Toronto enters 2018 with a record low downtown office vacancy rate which dipped 30 bps from Q3 2017 to 3.7% at the year end. In an already tight market, vacancy fell by 70 bps during 2017. As a result, 2017 saw a sharp uptick in rents, with the average Class A net asking rent increasing by 10.7% year on year to $30.96, per square foot. Strong demand for space amongst Toronto's tech, advertising and digital media industries are helping to drive the vacancy rates to record lows. In a sign of the growing role of tech companies in driving office demand, tech firms' activity peaked at 21.0% of overall demand tenant during 2017.
Toronto's industrial market also set a new record low availability, dropping by 90 bps in 2017 to 2.2% at Q4 2017. The market recorded 11.4 million square feet of absorption, a 10 year high and just shy of the record of 11.9 million sq. ft. recorded in 2008. This increased level of demand, against the backdrop of tight supply, led to rental rate growth of 8.1% being recorded during the year; a dramatic increase for an asset class that is a perennial favourite among investors due its typically slow and steady growth rates.
"You would be hard pressed to find a better performing major commercial real estate market than Toronto. It's the tightest downtown office market in North America and, although new supply is coming, the first substantial office project will not be delivered until 2020.
E-commerce, distribution & logistics and warehousing continues to be the predominant driver of demand for industrial space in Canada. Over 75% of all users currently in the market actively seeking space belong to these industry segments, helping to push the national industrial availability rate to its record low.

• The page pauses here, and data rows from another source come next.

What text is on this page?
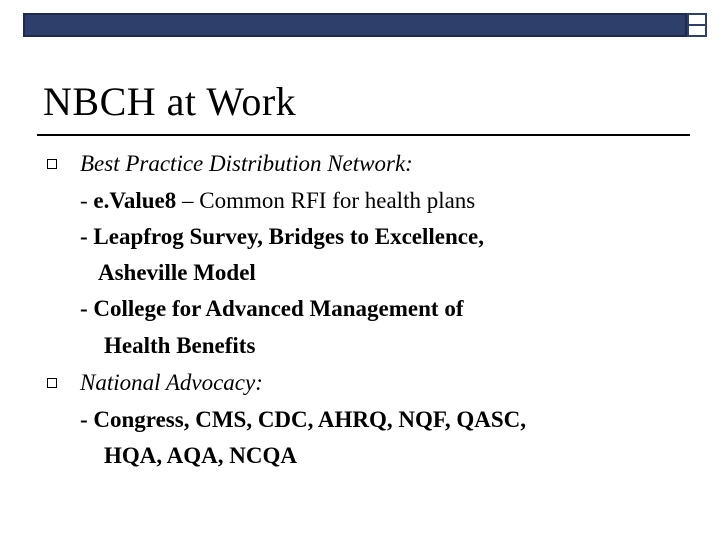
NBCH at Work
Best Practice Distribution Network:
- e.Value8 – Common RFI for health plans
- Leapfrog Survey, Bridges to Excellence,
Asheville Model
- College for Advanced Management of
Health Benefits
National Advocacy:
- Congress, CMS, CDC, AHRQ, NQF, QASC,
HQA, AQA, NCQA
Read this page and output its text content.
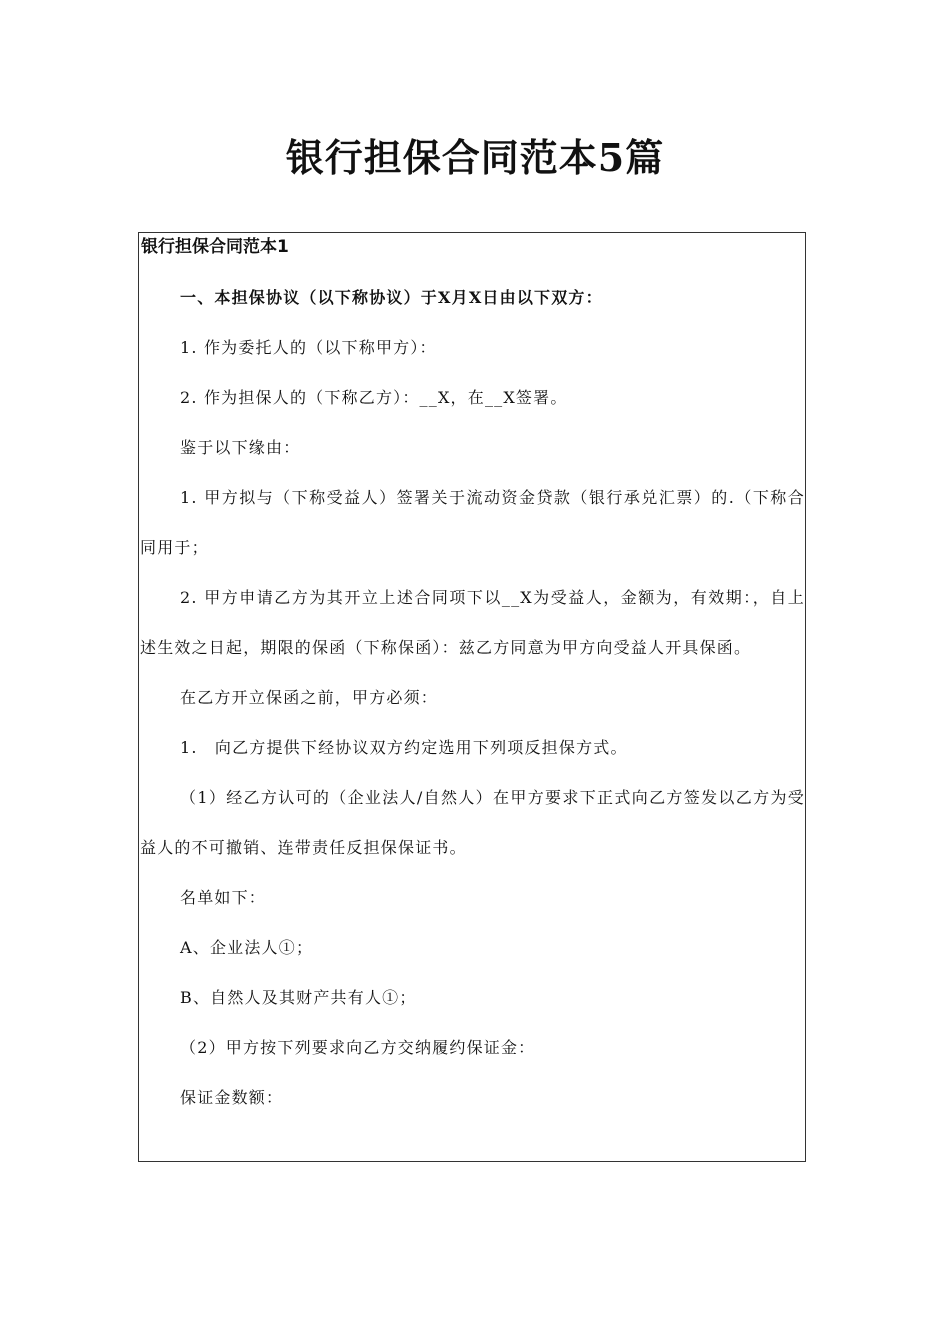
银行担保合同范本5篇
银行担保合同范本1

一、本担保协议（以下称协议）于X月X日由以下双方：

1. 作为委托人的（以下称甲方）：

2. 作为担保人的（下称乙方）：__X，在__X签署。

鉴于以下缘由：

1. 甲方拟与（下称受益人）签署关于流动资金贷款（银行承兑汇票）的.（下称合同用于；

2. 甲方申请乙方为其开立上述合同项下以__X为受益人，金额为，有效期：，自上述生效之日起，期限的保函（下称保函）：兹乙方同意为甲方向受益人开具保函。

在乙方开立保函之前，甲方必须：

1.　向乙方提供下经协议双方约定选用下列项反担保方式。

（1）经乙方认可的（企业法人/自然人）在甲方要求下正式向乙方签发以乙方为受益人的不可撤销、连带责任反担保保证书。

名单如下：

A、企业法人①；

B、自然人及其财产共有人①；

（2）甲方按下列要求向乙方交纳履约保证金：

保证金数额：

"As a general rule, absorption tends to be more muted in tight markets, because a lack of available space makes it harder for companies to move locations and expand. To see 11.4 million square feet of industrial absorption in such a tight market is remarkable and a real demonstration of the insatiable demand for industrial space in the GTA. We have limited new industrial supply in the GTA, with roughly only half a percent of the existing inventory currently under construction, but we expect to see more developments being announced by Q2. As greenfield land is becoming scarce, landlords will begin to pay more attention to infill development opportunities, particularly in Etobicoke and North Scarborough, to meet the ever-growing demand among retailers and distributors for last-mile delivery sites," added Dietl.